The prevalence and good support of REST is critical to the success of external microservices. OpenAPI provides well-defined specifications for describing, creating, using, and rendering REST APIs. For such APIs, there are API management systems that provide security, rate limiting, caching, and monetization along with business requirements.
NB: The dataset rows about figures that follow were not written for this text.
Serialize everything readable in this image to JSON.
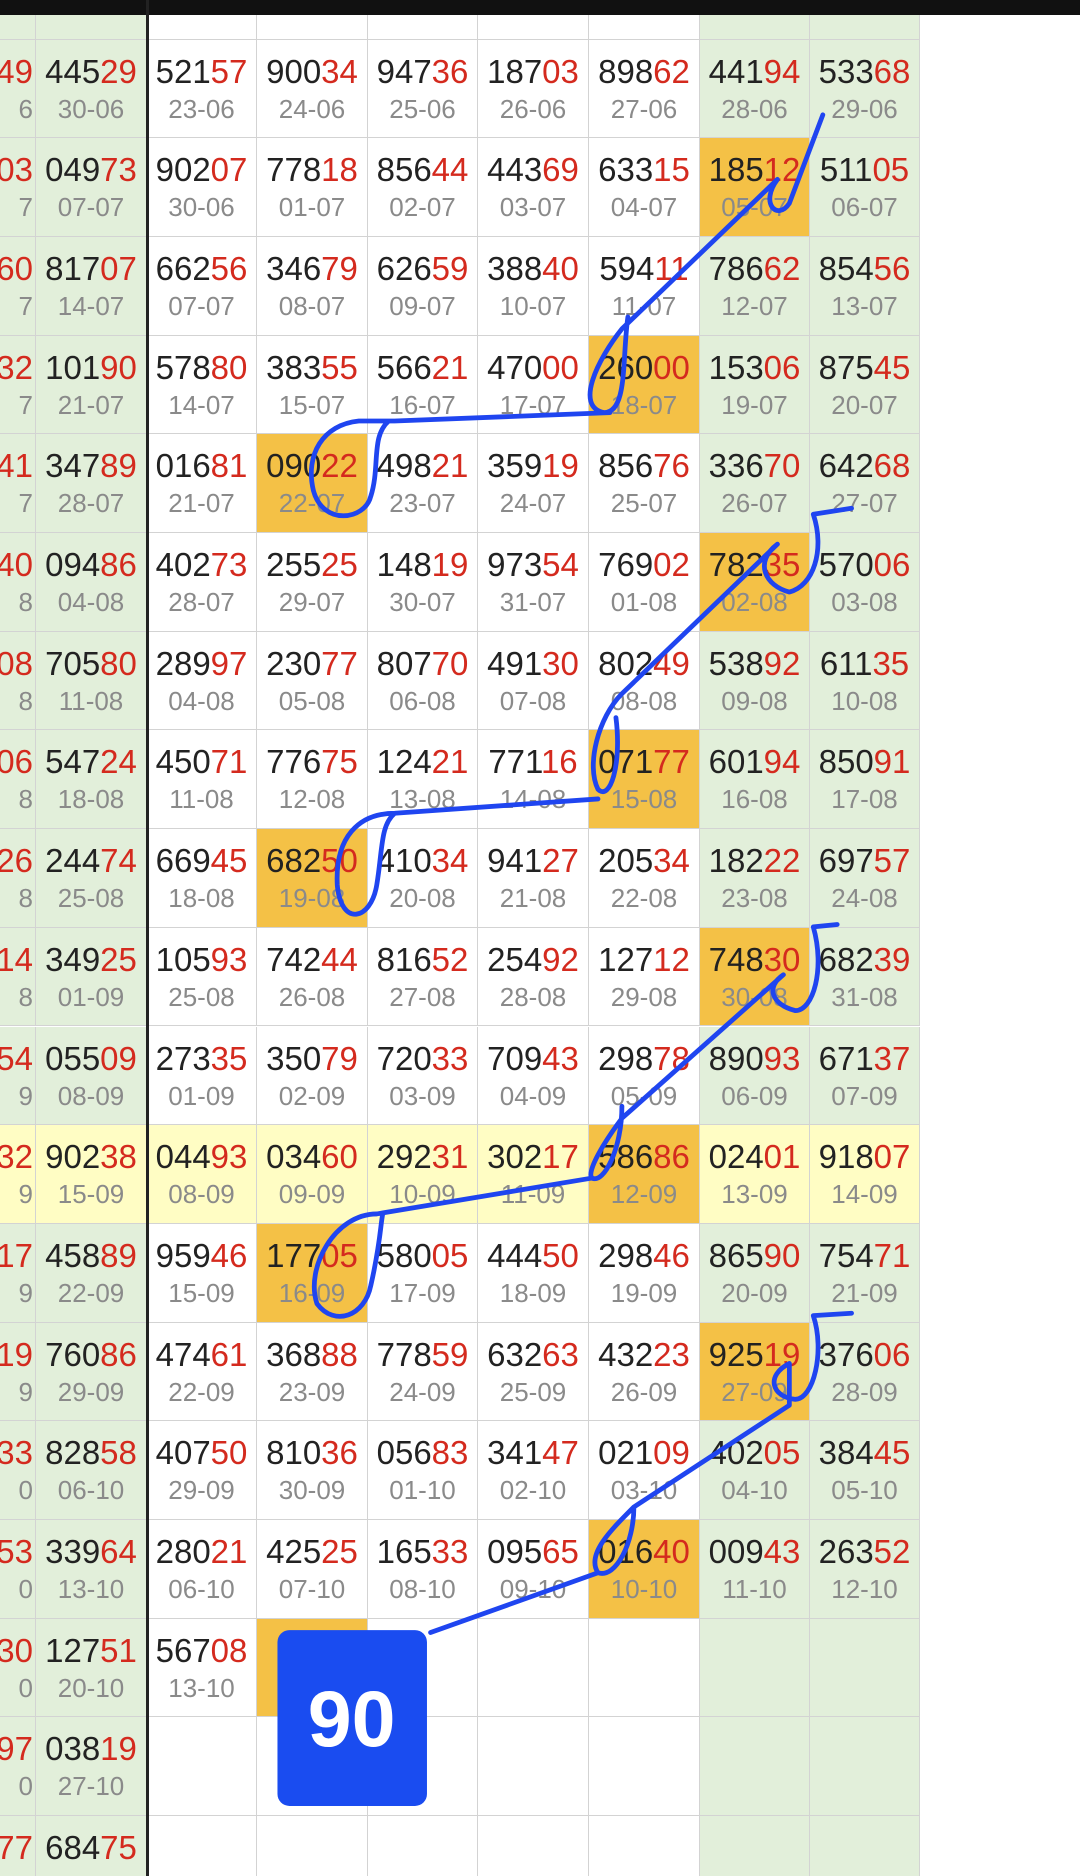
{
  "badge": "90",
  "rows": [
    {
      "a": [
        "49",
        "6"
      ],
      "cells": [
        [
          "445",
          "29",
          "30-06"
        ],
        [
          "521",
          "57",
          "23-06"
        ],
        [
          "900",
          "34",
          "24-06"
        ],
        [
          "947",
          "36",
          "25-06"
        ],
        [
          "187",
          "03",
          "26-06"
        ],
        [
          "898",
          "62",
          "27-06"
        ],
        [
          "441",
          "94",
          "28-06"
        ],
        [
          "533",
          "68",
          "29-06"
        ]
      ]
    },
    {
      "a": [
        "03",
        "7"
      ],
      "cells": [
        [
          "049",
          "73",
          "07-07"
        ],
        [
          "902",
          "07",
          "30-06"
        ],
        [
          "778",
          "18",
          "01-07"
        ],
        [
          "856",
          "44",
          "02-07"
        ],
        [
          "443",
          "69",
          "03-07"
        ],
        [
          "633",
          "15",
          "04-07"
        ],
        [
          "185",
          "12",
          "05-07"
        ],
        [
          "511",
          "05",
          "06-07"
        ]
      ]
    },
    {
      "a": [
        "60",
        "7"
      ],
      "cells": [
        [
          "817",
          "07",
          "14-07"
        ],
        [
          "662",
          "56",
          "07-07"
        ],
        [
          "346",
          "79",
          "08-07"
        ],
        [
          "626",
          "59",
          "09-07"
        ],
        [
          "388",
          "40",
          "10-07"
        ],
        [
          "594",
          "11",
          "11-07"
        ],
        [
          "786",
          "62",
          "12-07"
        ],
        [
          "854",
          "56",
          "13-07"
        ]
      ]
    },
    {
      "a": [
        "32",
        "7"
      ],
      "cells": [
        [
          "101",
          "90",
          "21-07"
        ],
        [
          "578",
          "80",
          "14-07"
        ],
        [
          "383",
          "55",
          "15-07"
        ],
        [
          "566",
          "21",
          "16-07"
        ],
        [
          "470",
          "00",
          "17-07"
        ],
        [
          "260",
          "00",
          "18-07"
        ],
        [
          "153",
          "06",
          "19-07"
        ],
        [
          "875",
          "45",
          "20-07"
        ]
      ]
    },
    {
      "a": [
        "41",
        "7"
      ],
      "cells": [
        [
          "347",
          "89",
          "28-07"
        ],
        [
          "016",
          "81",
          "21-07"
        ],
        [
          "090",
          "22",
          "22-07"
        ],
        [
          "498",
          "21",
          "23-07"
        ],
        [
          "359",
          "19",
          "24-07"
        ],
        [
          "856",
          "76",
          "25-07"
        ],
        [
          "336",
          "70",
          "26-07"
        ],
        [
          "642",
          "68",
          "27-07"
        ]
      ]
    },
    {
      "a": [
        "40",
        "8"
      ],
      "cells": [
        [
          "094",
          "86",
          "04-08"
        ],
        [
          "402",
          "73",
          "28-07"
        ],
        [
          "255",
          "25",
          "29-07"
        ],
        [
          "148",
          "19",
          "30-07"
        ],
        [
          "973",
          "54",
          "31-07"
        ],
        [
          "769",
          "02",
          "01-08"
        ],
        [
          "782",
          "35",
          "02-08"
        ],
        [
          "570",
          "06",
          "03-08"
        ]
      ]
    },
    {
      "a": [
        "08",
        "8"
      ],
      "cells": [
        [
          "705",
          "80",
          "11-08"
        ],
        [
          "289",
          "97",
          "04-08"
        ],
        [
          "230",
          "77",
          "05-08"
        ],
        [
          "807",
          "70",
          "06-08"
        ],
        [
          "491",
          "30",
          "07-08"
        ],
        [
          "802",
          "49",
          "08-08"
        ],
        [
          "538",
          "92",
          "09-08"
        ],
        [
          "611",
          "35",
          "10-08"
        ]
      ]
    },
    {
      "a": [
        "06",
        "8"
      ],
      "cells": [
        [
          "547",
          "24",
          "18-08"
        ],
        [
          "450",
          "71",
          "11-08"
        ],
        [
          "776",
          "75",
          "12-08"
        ],
        [
          "124",
          "21",
          "13-08"
        ],
        [
          "771",
          "16",
          "14-08"
        ],
        [
          "071",
          "77",
          "15-08"
        ],
        [
          "601",
          "94",
          "16-08"
        ],
        [
          "850",
          "91",
          "17-08"
        ]
      ]
    },
    {
      "a": [
        "26",
        "8"
      ],
      "cells": [
        [
          "244",
          "74",
          "25-08"
        ],
        [
          "669",
          "45",
          "18-08"
        ],
        [
          "682",
          "50",
          "19-08"
        ],
        [
          "410",
          "34",
          "20-08"
        ],
        [
          "941",
          "27",
          "21-08"
        ],
        [
          "205",
          "34",
          "22-08"
        ],
        [
          "182",
          "22",
          "23-08"
        ],
        [
          "697",
          "57",
          "24-08"
        ]
      ]
    },
    {
      "a": [
        "14",
        "8"
      ],
      "cells": [
        [
          "349",
          "25",
          "01-09"
        ],
        [
          "105",
          "93",
          "25-08"
        ],
        [
          "742",
          "44",
          "26-08"
        ],
        [
          "816",
          "52",
          "27-08"
        ],
        [
          "254",
          "92",
          "28-08"
        ],
        [
          "127",
          "12",
          "29-08"
        ],
        [
          "748",
          "30",
          "30-08"
        ],
        [
          "682",
          "39",
          "31-08"
        ]
      ]
    },
    {
      "a": [
        "54",
        "9"
      ],
      "cells": [
        [
          "055",
          "09",
          "08-09"
        ],
        [
          "273",
          "35",
          "01-09"
        ],
        [
          "350",
          "79",
          "02-09"
        ],
        [
          "720",
          "33",
          "03-09"
        ],
        [
          "709",
          "43",
          "04-09"
        ],
        [
          "298",
          "78",
          "05-09"
        ],
        [
          "890",
          "93",
          "06-09"
        ],
        [
          "671",
          "37",
          "07-09"
        ]
      ]
    },
    {
      "a": [
        "32",
        "9"
      ],
      "cells": [
        [
          "902",
          "38",
          "15-09"
        ],
        [
          "044",
          "93",
          "08-09"
        ],
        [
          "034",
          "60",
          "09-09"
        ],
        [
          "292",
          "31",
          "10-09"
        ],
        [
          "302",
          "17",
          "11-09"
        ],
        [
          "586",
          "86",
          "12-09"
        ],
        [
          "024",
          "01",
          "13-09"
        ],
        [
          "918",
          "07",
          "14-09"
        ]
      ]
    },
    {
      "a": [
        "17",
        "9"
      ],
      "cells": [
        [
          "458",
          "89",
          "22-09"
        ],
        [
          "959",
          "46",
          "15-09"
        ],
        [
          "177",
          "05",
          "16-09"
        ],
        [
          "580",
          "05",
          "17-09"
        ],
        [
          "444",
          "50",
          "18-09"
        ],
        [
          "298",
          "46",
          "19-09"
        ],
        [
          "865",
          "90",
          "20-09"
        ],
        [
          "754",
          "71",
          "21-09"
        ]
      ]
    },
    {
      "a": [
        "19",
        "9"
      ],
      "cells": [
        [
          "760",
          "86",
          "29-09"
        ],
        [
          "474",
          "61",
          "22-09"
        ],
        [
          "368",
          "88",
          "23-09"
        ],
        [
          "778",
          "59",
          "24-09"
        ],
        [
          "632",
          "63",
          "25-09"
        ],
        [
          "432",
          "23",
          "26-09"
        ],
        [
          "925",
          "19",
          "27-09"
        ],
        [
          "376",
          "06",
          "28-09"
        ]
      ]
    },
    {
      "a": [
        "33",
        "0"
      ],
      "cells": [
        [
          "828",
          "58",
          "06-10"
        ],
        [
          "407",
          "50",
          "29-09"
        ],
        [
          "810",
          "36",
          "30-09"
        ],
        [
          "056",
          "83",
          "01-10"
        ],
        [
          "341",
          "47",
          "02-10"
        ],
        [
          "021",
          "09",
          "03-10"
        ],
        [
          "402",
          "05",
          "04-10"
        ],
        [
          "384",
          "45",
          "05-10"
        ]
      ]
    },
    {
      "a": [
        "53",
        "0"
      ],
      "cells": [
        [
          "339",
          "64",
          "13-10"
        ],
        [
          "280",
          "21",
          "06-10"
        ],
        [
          "425",
          "25",
          "07-10"
        ],
        [
          "165",
          "33",
          "08-10"
        ],
        [
          "095",
          "65",
          "09-10"
        ],
        [
          "016",
          "40",
          "10-10"
        ],
        [
          "009",
          "43",
          "11-10"
        ],
        [
          "263",
          "52",
          "12-10"
        ]
      ]
    },
    {
      "a": [
        "30",
        "0"
      ],
      "cells": [
        [
          "127",
          "51",
          "20-10"
        ],
        [
          "567",
          "08",
          "13-10"
        ]
      ]
    },
    {
      "a": [
        "97",
        "0"
      ],
      "cells": [
        [
          "038",
          "19",
          "27-10"
        ]
      ]
    },
    {
      "a": [
        "77"
      ],
      "cells": [
        [
          "684",
          "75"
        ]
      ]
    }
  ]
}
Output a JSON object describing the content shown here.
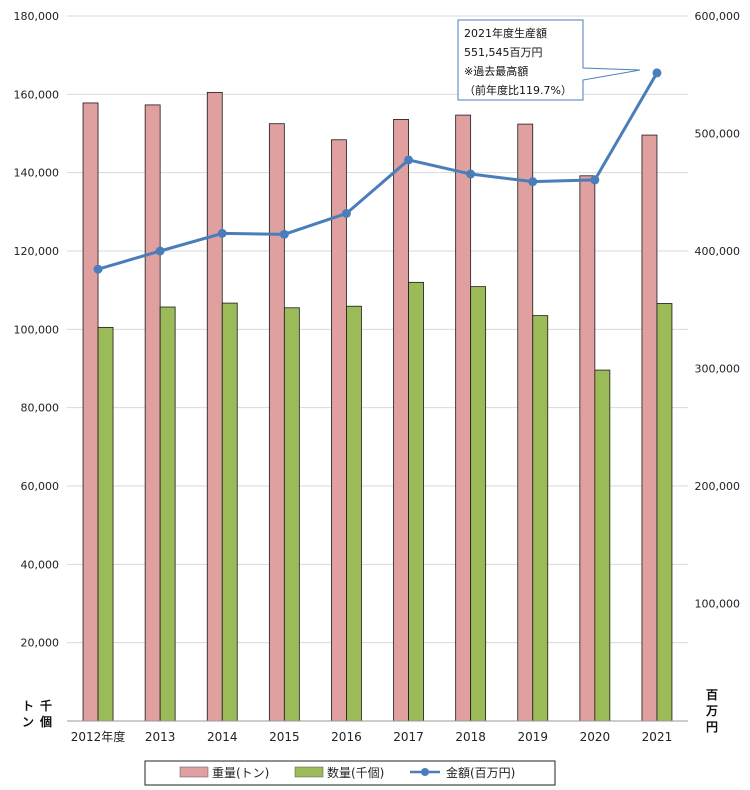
{
  "chart_data": {
    "type": "bar",
    "categories": [
      "2012年度",
      "2013",
      "2014",
      "2015",
      "2016",
      "2017",
      "2018",
      "2019",
      "2020",
      "2021"
    ],
    "series": [
      {
        "name": "重量(トン)",
        "type": "bar",
        "axis": "left",
        "color": "#e0a0a0",
        "values": [
          157800,
          157300,
          160500,
          152500,
          148400,
          153600,
          154700,
          152400,
          139200,
          149600
        ]
      },
      {
        "name": "数量(千個)",
        "type": "bar",
        "axis": "left",
        "color": "#9bbb59",
        "values": [
          100500,
          105700,
          106700,
          105500,
          105900,
          112000,
          110900,
          103500,
          89600,
          106600
        ]
      },
      {
        "name": "金額(百万円)",
        "type": "line",
        "axis": "right",
        "color": "#4a7ebb",
        "values": [
          384500,
          400000,
          415000,
          414200,
          432000,
          477500,
          465500,
          459000,
          460500,
          551545
        ]
      }
    ],
    "ylim_left": [
      0,
      180000
    ],
    "yticks_left": [
      "20,000",
      "40,000",
      "60,000",
      "80,000",
      "100,000",
      "120,000",
      "140,000",
      "160,000",
      "180,000"
    ],
    "ylim_right": [
      0,
      600000
    ],
    "yticks_right": [
      "100,000",
      "200,000",
      "300,000",
      "400,000",
      "500,000",
      "600,000"
    ],
    "left_unit_1": "千",
    "left_unit_1b": "個",
    "left_unit_2": "ト",
    "left_unit_2b": "ン",
    "right_unit_1": "百",
    "right_unit_2": "万",
    "right_unit_3": "円",
    "grid": true,
    "legend_position": "bottom",
    "annotation": {
      "lines": [
        "2021年度生産額",
        "551,545百万円",
        "※過去最高額",
        "（前年度比119.7%）"
      ]
    }
  },
  "colors": {
    "weight": "#e0a0a0",
    "quantity": "#9bbb59",
    "value": "#4a7ebb",
    "grid": "#d9d9d9"
  }
}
As an alternative to HTTP based REST API you can use GraphQL, but this is already a topic for a separate article.

The second group is internal microservices, which are not designed to interact with external systems or third-party developers. These microservices interact with each other to perform a specific set of tasks. Internal microservices use either synchronous or asynchronous communication mode. We have seen the use of REST APIs over HTTP in many implementations of synchronous mode, but this is not the most suitable technology for such purposes. In this article, we will take a closer look at how we can use a binary protocol like gRPC as an optimized interservice communication protocol.

What is gRPC?

gRPC is a relatively new API paradigm remote procedure call (Remote procedure call – RPC) for communication between services. Like all other RPCs, it allows you to directly call methods in a server application on another computer, as if it were a local object. Like other binary protocols such as Thrift and Avro, gRPC uses the interface description language (IDL) to define the service contract. gRPC uses HTTP / 2 by default, the newest network transport protocol, making gRPC much faster and more reliable than REST over HTTP / 1.1.

You can define a gRPC contract with Protocol bufferswhere each service definition specifies the number of methods with expected input and output messages, parameter data structure, and return types. Using the tools provided by the major programming languages, it is possible to generate server-side skeleton and client-side code (stub) using the same Protocol Buffers file that defines the contract.

An example of using microservices with gRPC

Figure 1. Microservices architecture segment of an online retail store
Figure 1. Microservices architecture segment of an online retail store

One of the main advantages of a microservice architecture is the ability to create various services using the programming language most suitable for each of them, eliminating the need to write the entire structure in one language. Figure 1 shows a segment of a microservice architecture for an online retail store where four microservices are implemented in Ballerina and Golangthat work together to provide the basic functionality of an online retail store. Since gRPC is supported by many major programming languages, when we define service contracts, implementation can be done using the appropriate programming language for the particular service.

Let’s define contracts for each service.

syntax="proto3";
 
package retail_shop;
 
service OrderService {
   rpc UpdateOrder(Item) returns (Order);
}  
message Item {
   string itemNumber = 1;
   int32 quantity = 2;
}
message Order {
   string itemNumber = 1;
   int32 totalQuantity = 2;
   float subTotal = 3;

Listing 1. The contract for the microservice Order (order.proto)

Order gets the items and the number of purchases and returns a subtotal. Here I am using Ballerina gRPC tool to generate gRPC service and stub / client boilerplate code respectively.

$ ballerina grpc --mode service --input proto/order.proto --output gen_code

Let’s define contracts for each service.

import ballerina/grpc;
listener grpc:Listener ep = new (9090);
 
service OrderService on ep {
   resource function UpdateOrder(grpc:Caller caller, Item value) {
       // Implementation goes here.
 
       // You should return an Order
   }
}
public type Order record {|
   string itemNumber = "";
   int totalQuantity = 0;
   float subTotal = 0.0;
  
|};
public type Item record {|
   string itemNumber = "";
   int quantity = 0;
  
|}; 

Listing 2. A snippet of the generated boilerplate code (OrderServicesampleservice.bal).

The gRPC service matches the type perfectly service Ballerina, gRPC rpc correlates with resource function Ballerina, and gRPC messages are of type record

For the Order microservice, I created a separate Ballerina project and used the generated OrderService boilerplate code to gRPC unary service implementation

Unary blocking

OrderService is called in the Cart microservice. For creating client stub and client code we can use the following Ballerina command.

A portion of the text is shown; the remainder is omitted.